In deze zaak heeft het Gerechtshof Den Haag op 21 oktober 2021 uitspraak gedaan in hoger beroep over een belastingaanslag en een verzuimboete opgelegd aan belanghebbende voor het jaar 2015. De belanghebbende, die twee eenmanszaken had, ontving een aanslag in de inkomstenbelasting en premie volksverzekeringen (IB/PVV) van € 197.696, met een verzuimboete van € 369. De Inspecteur stelde dat de vereiste aangifte niet was gedaan, wat leidde tot omkering en verzwaring van de bewijslast. De Rechtbank had eerder de aanslag verminderd tot € 142.606, maar de belanghebbende ging in hoger beroep tegen deze uitspraak.
Het Hof oordeelde dat de Inspecteur aannemelijk had gemaakt dat de vereiste aangifte niet was gedaan, gezien de stortingen van € 18.382 op de privébankrekening van de belanghebbende.

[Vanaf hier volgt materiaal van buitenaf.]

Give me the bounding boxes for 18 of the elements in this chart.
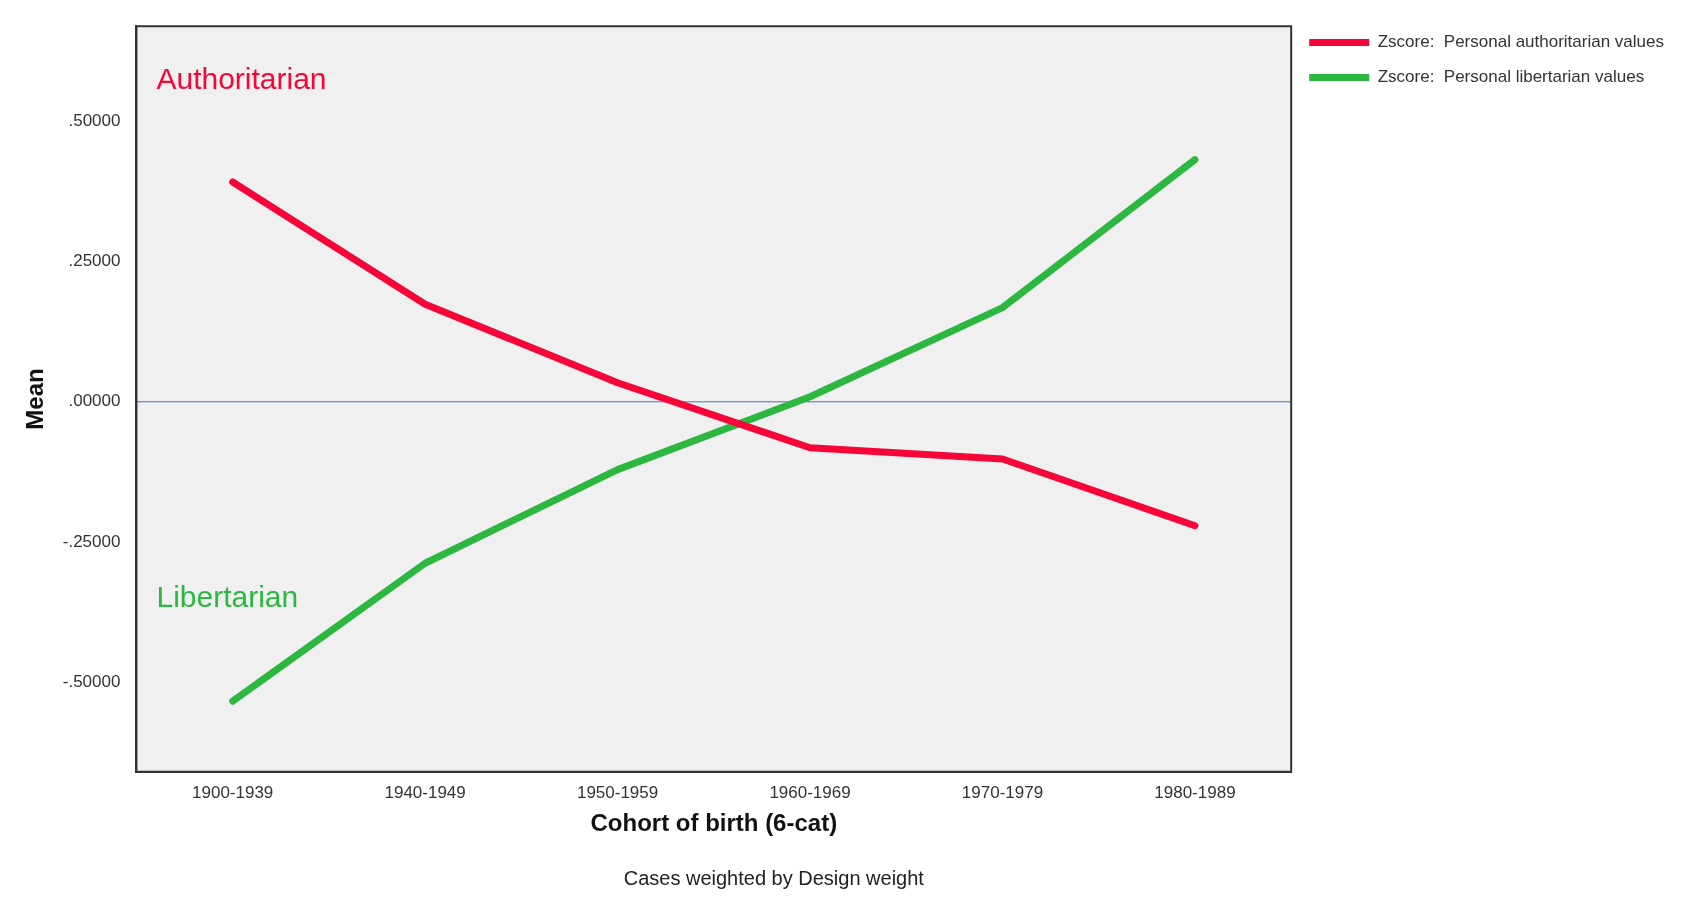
annotation: Authoritarian bbox=[156, 62, 327, 96]
legend-label: Zscore: Personal libertarian values bbox=[1377, 67, 1645, 87]
text: Cases weighted by Design weight bbox=[623, 866, 925, 889]
x-tick-label: 1980-1989 bbox=[1154, 782, 1236, 802]
x-axis-title: Cohort of birth (6-cat) bbox=[590, 809, 838, 837]
y-tick-label: .00000 bbox=[68, 391, 121, 411]
x-tick-label: 1900-1939 bbox=[192, 782, 274, 802]
annotation: Libertarian bbox=[156, 580, 299, 614]
y-tick-label: .25000 bbox=[68, 251, 121, 271]
y-axis-title: Mean bbox=[21, 368, 49, 430]
y-tick-label: -.50000 bbox=[62, 671, 121, 691]
x-tick-label: 1940-1949 bbox=[384, 782, 466, 802]
legend-label: Zscore: Personal authoritarian values bbox=[1377, 32, 1664, 52]
x-tick-label: 1950-1959 bbox=[576, 782, 659, 802]
y-tick-label: .50000 bbox=[68, 111, 121, 131]
x-tick-label: 1970-1979 bbox=[961, 782, 1044, 802]
y-tick-label: -.25000 bbox=[62, 531, 121, 551]
x-tick-label: 1960-1969 bbox=[769, 782, 851, 802]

De belanghebbende had geen bewijs geleverd voor zijn stellingen dat deze stortingen afkomstig waren van de verkoop van auto’s. Het Hof bevestigde de omkering en verzwaring van de bewijslast en oordeelde dat de aanslag niet naar willekeur mocht worden vastgesteld, maar op een redelijke schatting moest berusten. Uiteindelijk werd de aanslag verminderd tot € 115.321, waarbij het Hof de eerdere beslissing van de Rechtbank gedeeltelijk vernietigde.
De opgelegde verzuimboete werd door het Hof als passend en geboden beschouwd, omdat de belanghebbende niet tijdig aangifte had gedaan, ondanks het verleende uitstel. Het Hof veroordeelde de Inspecteur tot vergoeding van de proceskosten van de belanghebbende, vastgesteld op € 1.496, en het griffierecht van € 134. De uitspraak van het Hof biedt inzicht in de toepassing van de regels omtrent aangifteverplichtingen en de gevolgen van het niet voldoen aan deze verplichtingen.